Vendredi, en marge du Grand Prix du Qatar, Red Bull a brandi la menace d'une réclamation d'ici la fin de la saison, notamment si un phénomène similaire était observé lors du prochain rendez-vous, à Djeddah. Christian Horner a également évoqué des "indices clairs" alors que son écurie suspecte une flexibilité du plan principal de l'aileron arrière, qui favoriserait la vitesse de pointe de la W12.

Ce samedi à Losail, le directeur de Red Bull s'est dit "vraiment ravi" au micro de Sky Sports parce que la FIA avait "introduit ici une mission d'enquête", avec la mise en place de vérifications supplémentaires dès la fin des qualifications.

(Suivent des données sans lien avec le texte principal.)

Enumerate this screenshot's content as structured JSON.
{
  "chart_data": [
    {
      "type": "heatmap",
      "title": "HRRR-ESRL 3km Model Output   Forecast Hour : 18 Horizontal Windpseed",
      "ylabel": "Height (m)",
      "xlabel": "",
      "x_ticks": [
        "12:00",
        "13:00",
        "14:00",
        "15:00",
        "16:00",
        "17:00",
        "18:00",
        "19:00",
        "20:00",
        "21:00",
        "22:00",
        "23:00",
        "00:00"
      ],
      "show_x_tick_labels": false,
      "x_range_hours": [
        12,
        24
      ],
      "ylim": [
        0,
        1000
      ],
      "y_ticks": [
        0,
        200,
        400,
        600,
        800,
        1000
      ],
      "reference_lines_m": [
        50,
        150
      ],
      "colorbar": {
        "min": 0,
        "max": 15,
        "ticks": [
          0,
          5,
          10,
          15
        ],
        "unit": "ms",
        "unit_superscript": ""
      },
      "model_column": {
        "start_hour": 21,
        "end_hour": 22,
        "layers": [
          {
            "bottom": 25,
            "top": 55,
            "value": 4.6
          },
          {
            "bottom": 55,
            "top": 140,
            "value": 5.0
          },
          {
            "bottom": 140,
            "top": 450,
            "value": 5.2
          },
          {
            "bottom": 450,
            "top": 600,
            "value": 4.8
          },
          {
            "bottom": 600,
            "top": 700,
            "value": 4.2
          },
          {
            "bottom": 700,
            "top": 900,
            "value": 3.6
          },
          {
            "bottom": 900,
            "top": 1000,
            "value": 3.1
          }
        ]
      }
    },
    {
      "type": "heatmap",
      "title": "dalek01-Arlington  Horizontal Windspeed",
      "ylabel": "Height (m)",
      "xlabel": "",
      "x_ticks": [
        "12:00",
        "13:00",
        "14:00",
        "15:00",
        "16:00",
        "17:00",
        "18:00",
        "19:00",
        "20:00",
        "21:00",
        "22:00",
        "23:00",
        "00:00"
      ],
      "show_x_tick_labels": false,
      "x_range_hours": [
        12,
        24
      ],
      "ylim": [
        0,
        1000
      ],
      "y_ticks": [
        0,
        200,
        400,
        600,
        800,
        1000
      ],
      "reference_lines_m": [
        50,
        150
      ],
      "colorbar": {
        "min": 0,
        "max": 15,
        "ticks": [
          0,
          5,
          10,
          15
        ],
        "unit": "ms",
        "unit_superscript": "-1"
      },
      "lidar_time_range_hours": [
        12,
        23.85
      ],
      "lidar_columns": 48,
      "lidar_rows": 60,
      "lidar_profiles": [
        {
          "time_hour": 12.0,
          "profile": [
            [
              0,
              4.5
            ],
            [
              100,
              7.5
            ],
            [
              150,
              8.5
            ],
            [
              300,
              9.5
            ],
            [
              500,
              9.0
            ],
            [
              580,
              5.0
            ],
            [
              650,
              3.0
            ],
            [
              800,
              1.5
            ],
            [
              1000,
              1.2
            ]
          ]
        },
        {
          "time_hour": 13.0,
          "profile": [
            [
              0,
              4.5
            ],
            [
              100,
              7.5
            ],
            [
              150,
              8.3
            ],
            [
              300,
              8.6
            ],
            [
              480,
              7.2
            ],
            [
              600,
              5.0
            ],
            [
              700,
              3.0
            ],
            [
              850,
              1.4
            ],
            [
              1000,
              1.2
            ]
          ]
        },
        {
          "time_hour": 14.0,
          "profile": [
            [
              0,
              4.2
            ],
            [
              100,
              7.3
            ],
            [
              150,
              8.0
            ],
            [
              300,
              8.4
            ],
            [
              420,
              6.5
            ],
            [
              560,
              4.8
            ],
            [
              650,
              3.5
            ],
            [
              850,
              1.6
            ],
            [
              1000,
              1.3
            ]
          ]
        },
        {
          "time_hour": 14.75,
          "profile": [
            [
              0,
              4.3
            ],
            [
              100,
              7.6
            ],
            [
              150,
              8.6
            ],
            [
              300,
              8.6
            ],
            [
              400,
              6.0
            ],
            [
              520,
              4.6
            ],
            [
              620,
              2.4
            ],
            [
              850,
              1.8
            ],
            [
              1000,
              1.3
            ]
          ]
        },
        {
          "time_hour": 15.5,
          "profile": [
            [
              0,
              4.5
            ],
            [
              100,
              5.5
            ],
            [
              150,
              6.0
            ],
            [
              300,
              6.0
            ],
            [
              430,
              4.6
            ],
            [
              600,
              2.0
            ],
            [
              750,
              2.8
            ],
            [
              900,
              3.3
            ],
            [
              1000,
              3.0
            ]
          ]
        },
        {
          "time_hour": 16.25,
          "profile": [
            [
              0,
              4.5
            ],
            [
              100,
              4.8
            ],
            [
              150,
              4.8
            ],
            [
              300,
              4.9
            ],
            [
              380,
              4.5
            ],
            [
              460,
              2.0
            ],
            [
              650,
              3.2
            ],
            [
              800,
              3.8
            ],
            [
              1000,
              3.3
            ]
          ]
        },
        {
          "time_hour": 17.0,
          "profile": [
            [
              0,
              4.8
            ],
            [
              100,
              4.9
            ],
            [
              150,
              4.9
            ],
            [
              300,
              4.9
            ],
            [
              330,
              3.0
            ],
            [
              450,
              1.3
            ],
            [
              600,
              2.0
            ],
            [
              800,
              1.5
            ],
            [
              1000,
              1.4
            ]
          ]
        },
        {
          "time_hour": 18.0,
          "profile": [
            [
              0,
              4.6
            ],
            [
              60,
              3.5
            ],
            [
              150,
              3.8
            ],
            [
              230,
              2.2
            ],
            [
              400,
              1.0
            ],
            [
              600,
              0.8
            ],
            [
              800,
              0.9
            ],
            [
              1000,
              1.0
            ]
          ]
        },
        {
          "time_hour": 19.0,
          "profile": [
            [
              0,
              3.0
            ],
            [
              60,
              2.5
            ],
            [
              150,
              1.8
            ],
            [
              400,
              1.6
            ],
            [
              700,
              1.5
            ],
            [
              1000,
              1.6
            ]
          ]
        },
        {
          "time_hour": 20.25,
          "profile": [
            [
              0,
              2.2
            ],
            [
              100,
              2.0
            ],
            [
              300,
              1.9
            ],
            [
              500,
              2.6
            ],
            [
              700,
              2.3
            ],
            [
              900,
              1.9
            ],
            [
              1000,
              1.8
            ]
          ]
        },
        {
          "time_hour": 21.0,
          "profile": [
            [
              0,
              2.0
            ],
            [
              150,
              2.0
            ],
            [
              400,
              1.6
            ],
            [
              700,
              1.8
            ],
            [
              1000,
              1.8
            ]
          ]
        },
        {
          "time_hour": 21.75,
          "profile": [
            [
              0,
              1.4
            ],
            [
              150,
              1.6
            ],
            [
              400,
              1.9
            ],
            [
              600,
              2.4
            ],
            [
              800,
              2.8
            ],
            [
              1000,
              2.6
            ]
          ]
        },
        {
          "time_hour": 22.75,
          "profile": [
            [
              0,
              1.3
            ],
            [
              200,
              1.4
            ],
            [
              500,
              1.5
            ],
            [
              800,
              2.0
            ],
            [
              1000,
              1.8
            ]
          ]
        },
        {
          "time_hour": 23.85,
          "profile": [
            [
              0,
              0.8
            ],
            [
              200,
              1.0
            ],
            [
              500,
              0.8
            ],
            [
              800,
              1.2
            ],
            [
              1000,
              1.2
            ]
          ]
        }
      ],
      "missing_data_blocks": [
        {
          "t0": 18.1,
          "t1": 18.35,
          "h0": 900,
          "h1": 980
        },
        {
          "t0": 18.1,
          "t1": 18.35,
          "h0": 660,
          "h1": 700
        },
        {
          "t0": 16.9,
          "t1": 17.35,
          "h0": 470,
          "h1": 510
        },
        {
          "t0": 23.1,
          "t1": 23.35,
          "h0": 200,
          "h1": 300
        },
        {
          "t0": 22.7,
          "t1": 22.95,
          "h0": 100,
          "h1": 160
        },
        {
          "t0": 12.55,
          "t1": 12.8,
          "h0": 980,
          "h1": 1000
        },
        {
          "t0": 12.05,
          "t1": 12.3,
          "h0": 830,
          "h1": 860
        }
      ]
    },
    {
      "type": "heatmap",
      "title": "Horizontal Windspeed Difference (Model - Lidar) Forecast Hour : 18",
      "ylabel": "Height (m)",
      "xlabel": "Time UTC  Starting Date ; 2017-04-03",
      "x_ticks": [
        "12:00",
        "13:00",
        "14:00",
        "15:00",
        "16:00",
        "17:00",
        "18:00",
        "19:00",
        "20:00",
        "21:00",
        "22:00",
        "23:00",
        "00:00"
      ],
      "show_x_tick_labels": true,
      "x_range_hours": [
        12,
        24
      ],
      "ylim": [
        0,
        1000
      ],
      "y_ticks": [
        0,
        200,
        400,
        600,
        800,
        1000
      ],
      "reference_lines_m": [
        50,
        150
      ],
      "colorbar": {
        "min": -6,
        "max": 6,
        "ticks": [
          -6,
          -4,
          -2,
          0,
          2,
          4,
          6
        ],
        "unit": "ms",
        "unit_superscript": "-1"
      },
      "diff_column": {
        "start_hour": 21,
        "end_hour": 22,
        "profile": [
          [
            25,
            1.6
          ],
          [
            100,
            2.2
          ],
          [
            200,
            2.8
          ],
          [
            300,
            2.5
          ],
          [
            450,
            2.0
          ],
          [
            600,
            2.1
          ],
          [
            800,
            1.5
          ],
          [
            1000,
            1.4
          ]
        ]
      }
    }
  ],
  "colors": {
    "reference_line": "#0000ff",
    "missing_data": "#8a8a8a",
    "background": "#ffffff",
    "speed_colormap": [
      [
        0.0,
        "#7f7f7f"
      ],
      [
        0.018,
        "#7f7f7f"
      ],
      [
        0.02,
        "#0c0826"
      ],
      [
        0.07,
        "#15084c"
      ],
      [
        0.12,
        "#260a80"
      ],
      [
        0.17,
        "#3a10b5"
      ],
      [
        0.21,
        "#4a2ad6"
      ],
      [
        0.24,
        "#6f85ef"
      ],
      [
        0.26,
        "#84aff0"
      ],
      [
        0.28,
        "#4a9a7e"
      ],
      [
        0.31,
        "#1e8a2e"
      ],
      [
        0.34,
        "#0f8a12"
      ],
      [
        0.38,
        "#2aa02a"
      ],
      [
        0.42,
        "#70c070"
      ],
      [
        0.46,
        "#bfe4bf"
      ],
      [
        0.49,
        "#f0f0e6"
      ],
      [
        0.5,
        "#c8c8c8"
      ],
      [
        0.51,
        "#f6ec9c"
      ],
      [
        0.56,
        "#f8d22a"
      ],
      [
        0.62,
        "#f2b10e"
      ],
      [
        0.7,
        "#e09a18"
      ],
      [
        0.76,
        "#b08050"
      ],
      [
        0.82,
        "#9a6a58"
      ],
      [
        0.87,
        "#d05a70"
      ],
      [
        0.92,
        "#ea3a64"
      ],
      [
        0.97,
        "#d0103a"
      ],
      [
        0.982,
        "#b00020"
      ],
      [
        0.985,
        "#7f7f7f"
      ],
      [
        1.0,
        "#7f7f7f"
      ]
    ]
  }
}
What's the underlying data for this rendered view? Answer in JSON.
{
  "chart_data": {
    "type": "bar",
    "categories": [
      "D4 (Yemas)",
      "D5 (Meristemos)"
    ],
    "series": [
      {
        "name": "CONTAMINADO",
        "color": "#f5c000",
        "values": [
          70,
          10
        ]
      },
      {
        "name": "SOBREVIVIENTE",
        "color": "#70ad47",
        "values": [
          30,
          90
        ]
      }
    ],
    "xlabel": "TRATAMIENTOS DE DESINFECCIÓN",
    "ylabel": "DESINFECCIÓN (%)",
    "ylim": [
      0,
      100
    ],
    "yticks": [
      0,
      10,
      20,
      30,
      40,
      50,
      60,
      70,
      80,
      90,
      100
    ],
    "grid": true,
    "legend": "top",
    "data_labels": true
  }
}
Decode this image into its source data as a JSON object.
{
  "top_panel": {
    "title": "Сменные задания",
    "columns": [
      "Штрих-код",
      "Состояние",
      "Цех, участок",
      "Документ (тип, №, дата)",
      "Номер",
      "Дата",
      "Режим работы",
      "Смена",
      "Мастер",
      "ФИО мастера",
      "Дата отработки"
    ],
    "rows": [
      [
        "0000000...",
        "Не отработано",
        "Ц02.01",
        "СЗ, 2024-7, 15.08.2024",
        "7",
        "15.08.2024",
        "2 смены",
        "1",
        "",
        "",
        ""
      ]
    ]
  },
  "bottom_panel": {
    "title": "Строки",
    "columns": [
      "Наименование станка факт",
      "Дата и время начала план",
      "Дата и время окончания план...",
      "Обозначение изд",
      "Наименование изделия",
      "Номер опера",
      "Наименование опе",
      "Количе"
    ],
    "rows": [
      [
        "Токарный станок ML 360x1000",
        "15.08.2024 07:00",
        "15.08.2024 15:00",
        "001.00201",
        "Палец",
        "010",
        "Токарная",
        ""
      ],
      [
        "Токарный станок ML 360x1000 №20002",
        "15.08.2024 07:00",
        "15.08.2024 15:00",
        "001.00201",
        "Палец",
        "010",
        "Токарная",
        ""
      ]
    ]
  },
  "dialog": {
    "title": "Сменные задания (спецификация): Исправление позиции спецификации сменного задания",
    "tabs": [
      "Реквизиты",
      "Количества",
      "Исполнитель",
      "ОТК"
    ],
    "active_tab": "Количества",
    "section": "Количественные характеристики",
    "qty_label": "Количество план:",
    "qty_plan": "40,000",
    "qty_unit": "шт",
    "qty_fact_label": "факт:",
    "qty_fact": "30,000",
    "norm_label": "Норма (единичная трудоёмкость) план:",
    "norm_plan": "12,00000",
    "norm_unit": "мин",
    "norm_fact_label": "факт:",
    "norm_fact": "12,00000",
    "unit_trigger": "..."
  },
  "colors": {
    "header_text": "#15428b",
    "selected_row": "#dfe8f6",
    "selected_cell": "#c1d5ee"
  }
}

La FIA a confirmé à Motorsport.com que des tests supplémentaires au niveau des ailerons arrière avaient bel et bien été introduits, débutant ce samedi soir, afin de réunir des informations techniques.

"Dans le cadre de nos contrôles habituels, nous avons une liste parfaitement définie de tests que nous effectuons, décrits soit dans l'Article 3.9, soit dans la directive technique TD018, sur toutes les voitures pour en vérifier la conformité", explique un porte-parole de la FIA. "Les tests dont vous avez entendu parler sont destinés à recueillir des informations et ne font pas partie des exigences réglementaires, mais pourraient plutôt conduire à l'application de nouveaux critères à l'avenir. Nous examinerons ces tests avec le Groupe Technique."

Christian Horner a évoqué une charge supérieure appliquée pour tester la flexibilité des ailerons arrière, de l'ordre de 70 à 80 kg. "Ça montera en puissance étape par étape, de manière à mesurer la flexion", a-t-il précisé. "C'est très bien que la FIA soit proactive, qu'elle se penche sur la question. Parce que notre préoccupation n'est pas tant ici, où la vitesse en ligne droite n'est pas aussi importante qu'en Arabie saoudite ou qu'à Abu Dhabi. Nous sommes satisfaits qu'ils prennent ça très au sérieux."

L'introduction de ces tests est le dernier épisode en date d'une saga qui commence à durer entre Mercedes et Red Bull, tandis que les deux écuries et leurs pilotes vedettes, Lewis Hamilton et Max Verstappen, sont à la lutte pour le titre mondial dans les deux championnats.

Vendredi, Andrew Shovlin avait répondu à la polémique en assurant que Mercedes était parfaitement serein sur le sujet et sur la légalité de son aileron arrière, conviant même la FIA à faire le travail qui est réalisé à partir de ce week-end. Aujourd'hui, Toto Wolff a lui aussi confirmé l'existence de ces vérifications supplémentaires. 

"Je crois qu'ils essaient un nouveau test de charge, également en vue de l'an prochain, pour que tout ça soit plus solide et pour voir à quel point les ailerons sont flexibles", précise le directeur de Mercedes. "Je crois que ce n'est pas dans la réglementation ni dans la directive technique, c'est davantage une expérimentation. Mais il sera intéressant de voir les résultats, car je crois que nous serons du bon côté."